Hi All,
Just getting started with VSAN and have a question. I noticed on a VM that has a 100GB vDisk that the VMDK actually shows as 200GB when I look at the VSAN datastore. I have FTT=1, so I understand there will be 2 copies of the VM (200GB) I guess I don't completely understand why they exist in a single VMDK. I would have expected to see 2 - 100GB vDisks, not 1 -200GB vDisk. Can someone shed some light on this? Is it because we can't have two VMDKs with the same name?
Thanks
Like you mentioned, the reason you see it as 2x its size, its because of the FTT=1. vSAN is an object storage, and those objects are comprised of components based on the policy you use. For a default policy of FTT=1, you will have one object for your 1 VMDK, in this case your 100GB VMDK, and it will have 3 components. 2 of those components are copies of your data (100GB each) per FTT=1, and the other component is a small witness component for that particular object.
Each VM has a potential for 5 types of objects:
Hope this helps
Hello Pratt,
When you create an FTT=1 Object (a vmdk here) this object is typically made of 3 components in a R0 configuration - copy of disk + copy of disk + a small metadata Witness component (used as a tie-breaker).

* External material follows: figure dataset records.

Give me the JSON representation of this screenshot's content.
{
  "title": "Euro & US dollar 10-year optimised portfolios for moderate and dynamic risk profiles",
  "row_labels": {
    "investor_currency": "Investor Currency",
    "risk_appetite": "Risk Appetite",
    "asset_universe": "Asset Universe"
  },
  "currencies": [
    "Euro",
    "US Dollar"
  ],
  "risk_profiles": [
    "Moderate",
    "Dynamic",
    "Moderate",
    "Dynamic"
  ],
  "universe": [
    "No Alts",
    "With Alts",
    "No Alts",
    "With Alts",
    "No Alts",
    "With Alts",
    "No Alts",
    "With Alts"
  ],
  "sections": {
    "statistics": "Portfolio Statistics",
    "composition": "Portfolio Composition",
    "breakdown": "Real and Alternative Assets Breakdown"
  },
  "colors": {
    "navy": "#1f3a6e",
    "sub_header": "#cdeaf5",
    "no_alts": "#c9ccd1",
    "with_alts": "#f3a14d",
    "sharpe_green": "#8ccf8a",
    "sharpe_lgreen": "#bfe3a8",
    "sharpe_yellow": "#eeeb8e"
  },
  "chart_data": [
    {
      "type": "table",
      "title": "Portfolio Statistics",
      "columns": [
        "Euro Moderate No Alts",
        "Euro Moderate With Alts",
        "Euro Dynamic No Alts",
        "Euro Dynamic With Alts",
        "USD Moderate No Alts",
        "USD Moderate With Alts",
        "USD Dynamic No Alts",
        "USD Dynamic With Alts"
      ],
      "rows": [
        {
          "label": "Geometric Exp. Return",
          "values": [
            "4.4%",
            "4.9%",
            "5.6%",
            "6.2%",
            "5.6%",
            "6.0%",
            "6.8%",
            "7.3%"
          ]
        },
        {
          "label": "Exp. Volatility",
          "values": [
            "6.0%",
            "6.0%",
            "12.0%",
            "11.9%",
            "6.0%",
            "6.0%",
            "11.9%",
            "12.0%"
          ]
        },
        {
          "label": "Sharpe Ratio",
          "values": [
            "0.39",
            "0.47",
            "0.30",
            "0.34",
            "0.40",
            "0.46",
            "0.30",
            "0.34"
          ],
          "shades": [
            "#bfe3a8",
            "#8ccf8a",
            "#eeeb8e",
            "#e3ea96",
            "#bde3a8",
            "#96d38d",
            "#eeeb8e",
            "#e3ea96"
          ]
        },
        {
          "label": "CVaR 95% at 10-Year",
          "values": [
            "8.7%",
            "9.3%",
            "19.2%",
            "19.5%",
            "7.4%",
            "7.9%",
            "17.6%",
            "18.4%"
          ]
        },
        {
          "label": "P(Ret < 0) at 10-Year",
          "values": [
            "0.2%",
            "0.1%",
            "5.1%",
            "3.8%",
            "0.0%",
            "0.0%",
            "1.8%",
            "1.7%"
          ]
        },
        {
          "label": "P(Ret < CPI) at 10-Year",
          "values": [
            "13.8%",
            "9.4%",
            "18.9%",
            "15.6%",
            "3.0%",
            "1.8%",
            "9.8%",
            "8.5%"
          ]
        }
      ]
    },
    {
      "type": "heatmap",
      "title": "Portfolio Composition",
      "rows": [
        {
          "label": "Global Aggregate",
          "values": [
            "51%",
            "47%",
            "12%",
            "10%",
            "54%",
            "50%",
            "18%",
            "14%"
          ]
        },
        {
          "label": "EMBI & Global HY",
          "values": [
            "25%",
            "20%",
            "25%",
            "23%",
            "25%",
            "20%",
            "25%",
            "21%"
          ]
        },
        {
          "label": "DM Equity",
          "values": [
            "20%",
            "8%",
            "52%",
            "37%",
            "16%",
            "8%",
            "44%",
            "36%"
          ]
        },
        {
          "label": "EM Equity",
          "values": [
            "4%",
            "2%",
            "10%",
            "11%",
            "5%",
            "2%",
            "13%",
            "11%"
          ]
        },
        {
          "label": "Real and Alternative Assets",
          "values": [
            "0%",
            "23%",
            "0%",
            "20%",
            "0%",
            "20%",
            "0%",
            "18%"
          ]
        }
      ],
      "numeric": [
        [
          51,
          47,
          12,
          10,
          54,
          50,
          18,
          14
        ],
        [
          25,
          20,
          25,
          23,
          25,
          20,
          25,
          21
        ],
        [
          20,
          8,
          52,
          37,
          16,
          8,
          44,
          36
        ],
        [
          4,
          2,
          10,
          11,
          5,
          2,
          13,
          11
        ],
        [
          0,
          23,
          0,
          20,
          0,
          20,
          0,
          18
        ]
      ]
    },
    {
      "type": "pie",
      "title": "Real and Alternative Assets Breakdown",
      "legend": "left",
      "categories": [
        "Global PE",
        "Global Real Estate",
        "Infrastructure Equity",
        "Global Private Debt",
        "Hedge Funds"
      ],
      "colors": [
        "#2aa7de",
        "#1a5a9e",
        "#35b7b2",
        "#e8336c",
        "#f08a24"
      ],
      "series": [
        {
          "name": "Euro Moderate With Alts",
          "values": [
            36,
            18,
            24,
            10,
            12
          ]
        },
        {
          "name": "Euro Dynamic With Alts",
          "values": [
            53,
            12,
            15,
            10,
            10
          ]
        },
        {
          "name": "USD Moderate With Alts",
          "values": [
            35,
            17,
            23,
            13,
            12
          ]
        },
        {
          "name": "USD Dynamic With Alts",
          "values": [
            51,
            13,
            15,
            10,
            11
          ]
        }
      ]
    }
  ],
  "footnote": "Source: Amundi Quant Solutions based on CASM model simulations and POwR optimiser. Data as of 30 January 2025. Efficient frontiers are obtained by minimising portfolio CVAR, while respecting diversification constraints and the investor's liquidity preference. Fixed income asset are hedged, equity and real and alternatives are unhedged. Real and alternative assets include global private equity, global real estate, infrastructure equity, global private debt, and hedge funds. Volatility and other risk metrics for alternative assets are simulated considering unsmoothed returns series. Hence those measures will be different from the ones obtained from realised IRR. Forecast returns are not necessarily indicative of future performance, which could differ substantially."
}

If the disk is larger than 255GB (and/or you specify Styripe Width > 1), it will ~double the number of components (basically a R1 on top of a R0)
You can view the state, layout and physical location of these components using RVC vsan.vm_object_info <path to VM>
or using cmmds-tool via the CLI
or from the Web client by selecting the VM > VM Storage Policies > Select a Disk and the component layout appears in the bottom pane.